I am trying to run Morrowind on Vista as well, i have what i thought was the GOTY edition, but im not sure if it is (it has 3 discs, Morrowind, Bloodmoon and Tribunal) i installed it last night and tried to play it when it was trying to load the game it said that some .exe files were 'too large' and needed to be resized or the program would be shut down, i let it resize the files (there was about 20 of them) and after that the game tries to continue loading but just crashes, i have tried running the game in compatibility mode to no avail, i have also tried to run as an administrator and it still doesn't work, i reinstalled just the morrowind disc and the same thing happened, is there ANYTHING that i can do at all to get this game running, i purchased it thinking it would work... and now it seems that my money was wasted...


----------



## hkrandom (Jan 30, 2008)

*Re: [SOLVED] Morrowind and Vista*

This issue is not solved at all, the issue i am having is NOT with my DVD drive... it is happening after the install when i attempt to launch the game... that is when my issue occurs... what would be nice... is if there is a patch for the game for it to run in vista... if this is available... then where can i find it ?


----------



## Digifiend (May 8, 2008)

*Re: [SOLVED] Morrowind and Vista*

Two problems ended up in the same thread - only the second one was "case closed" as I put it. Please post a screenshot of your error message.

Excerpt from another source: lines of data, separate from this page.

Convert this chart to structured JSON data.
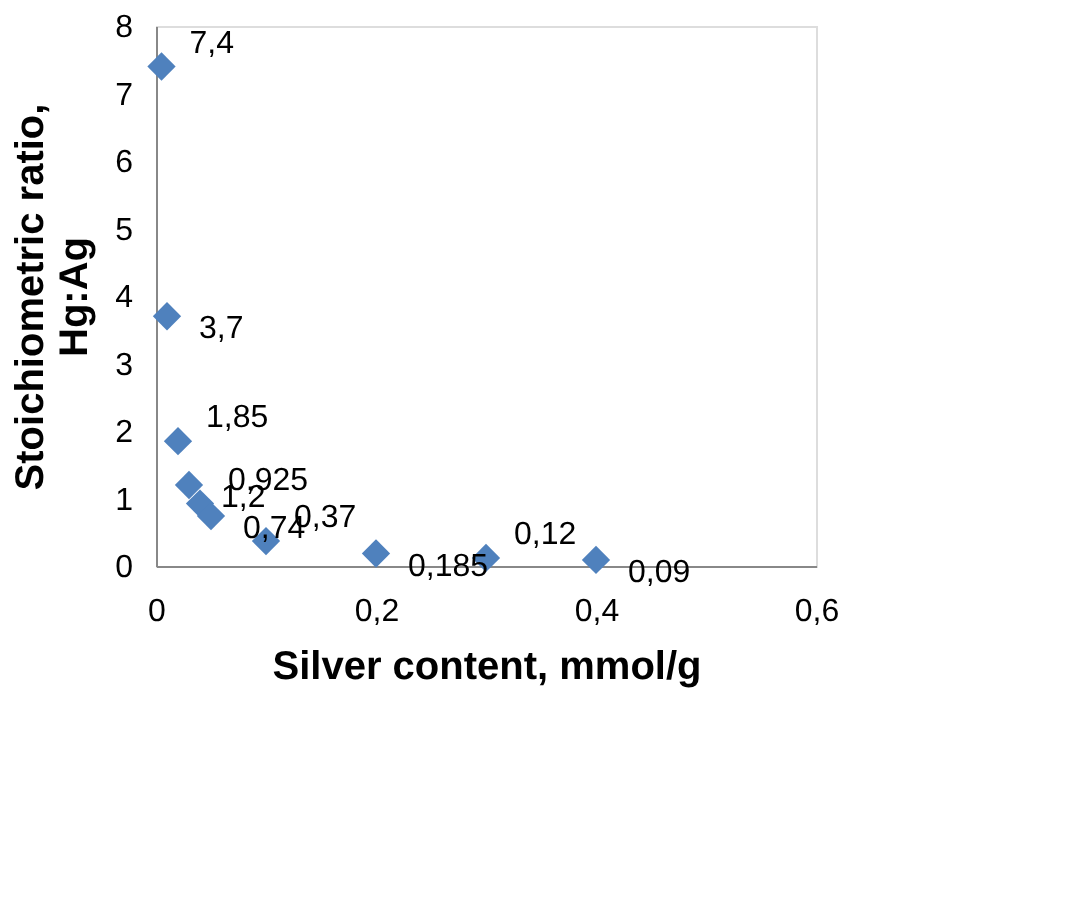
{
  "chart_data": {
    "type": "scatter",
    "xlabel": "Silver content, mmol/g",
    "ylabel": "Stoichiometric ratio, Hg:Ag",
    "x": [
      0.005,
      0.01,
      0.02,
      0.03,
      0.04,
      0.05,
      0.1,
      0.2,
      0.3,
      0.4
    ],
    "values": [
      7.4,
      3.7,
      1.85,
      1.2,
      0.925,
      0.74,
      0.37,
      0.185,
      0.12,
      0.09
    ],
    "value_labels": [
      "7,4",
      "3,7",
      "1,85",
      "1,2",
      "0,925",
      "0,74",
      "0,37",
      "0,185",
      "0,12",
      "0,09"
    ],
    "color": "#4f81bd",
    "marker": "diamond",
    "grid": false,
    "xlim": [
      0,
      0.6
    ],
    "xticks": [
      0,
      {
        "value": 0.2,
        "label": "0,2"
      },
      {
        "value": 0.4,
        "label": "0,4"
      },
      {
        "value": 0.6,
        "label": "0,6"
      }
    ],
    "ylim": [
      0,
      8
    ],
    "yticks": [
      0,
      1,
      2,
      3,
      4,
      5,
      6,
      7,
      8
    ]
  }
}
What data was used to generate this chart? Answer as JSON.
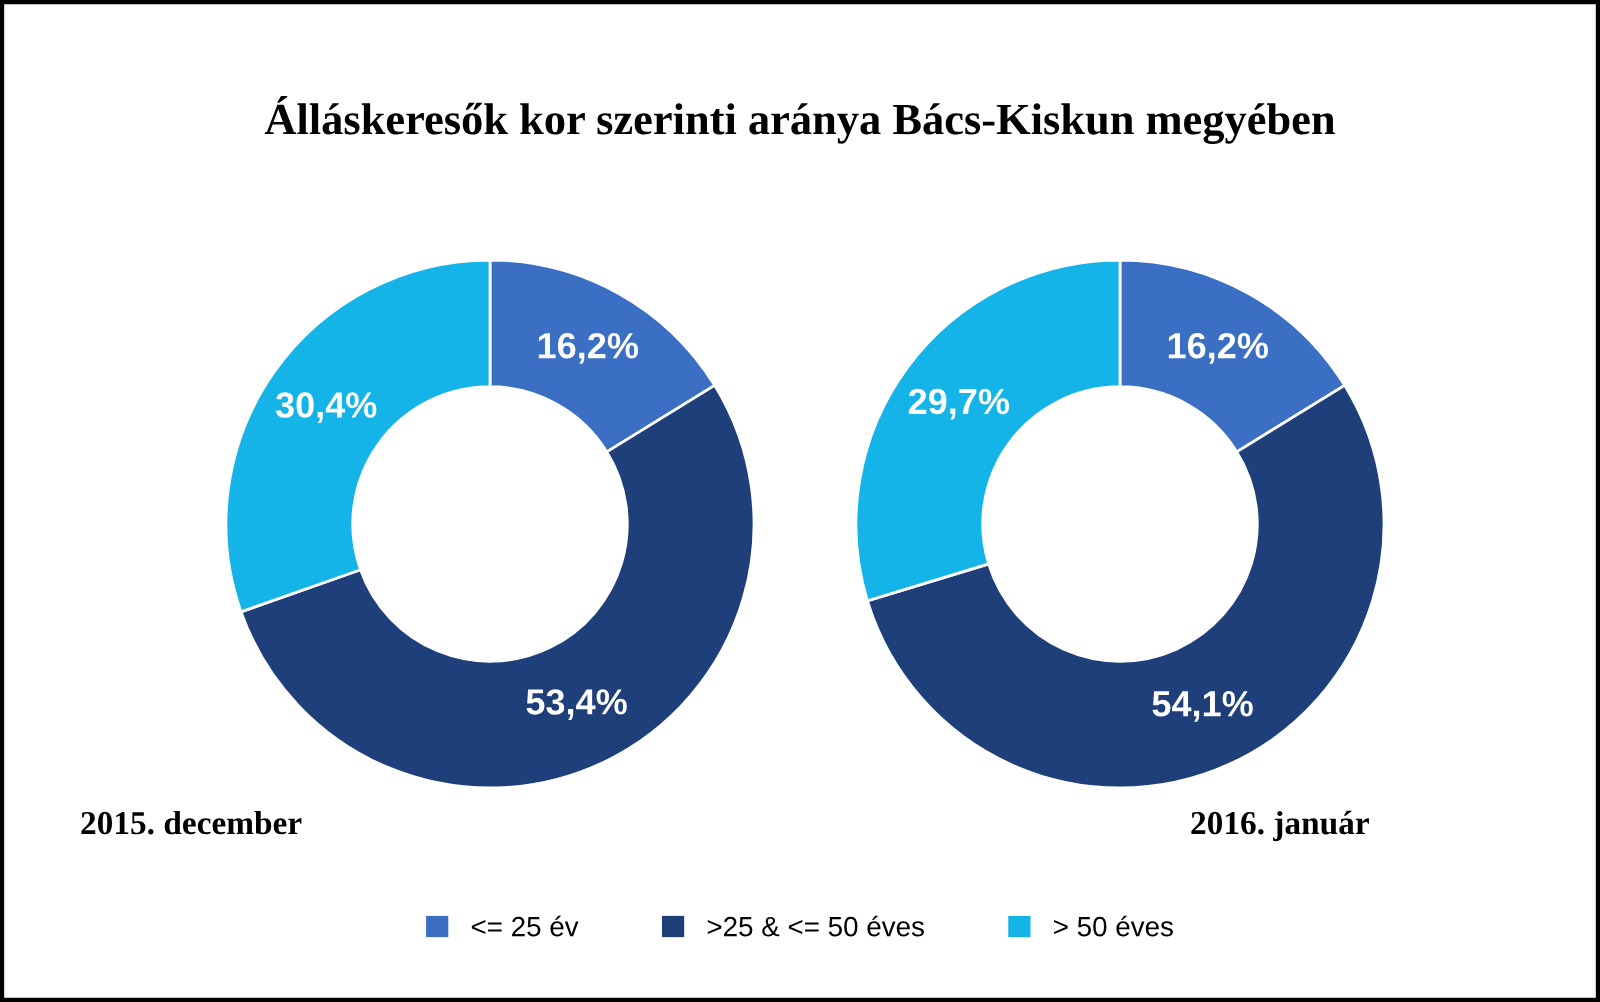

System specification as listed on Wikipedia:

Windows ME/98 - 128 MB RAM 
Windows XP/2000 - 256 MB RAM, 500 MHz Intel Pentium III, Celeron, AMD Athlon or better processor, 8x CD/DVD-ROM Drive, 1 GB free hard disk space, DirectX 8.1 (included), 32 MB Direct3D compatible video card with 32-bit color support, DirectX 8.1 compatible driver, and Hardware Transform & Lighting support, DirectX 8.1 compatible sound card

That sounds like Vista isn't officially supported. Check http://www.elderscrolls.com


----------



## ff33333333 (Sep 25, 2008)

*Re: [SOLVED] Morrowind and Vista*

there is a certain order the expansion packs need to be installed in. its in the book.

i had this problem, then looked in the book.


----------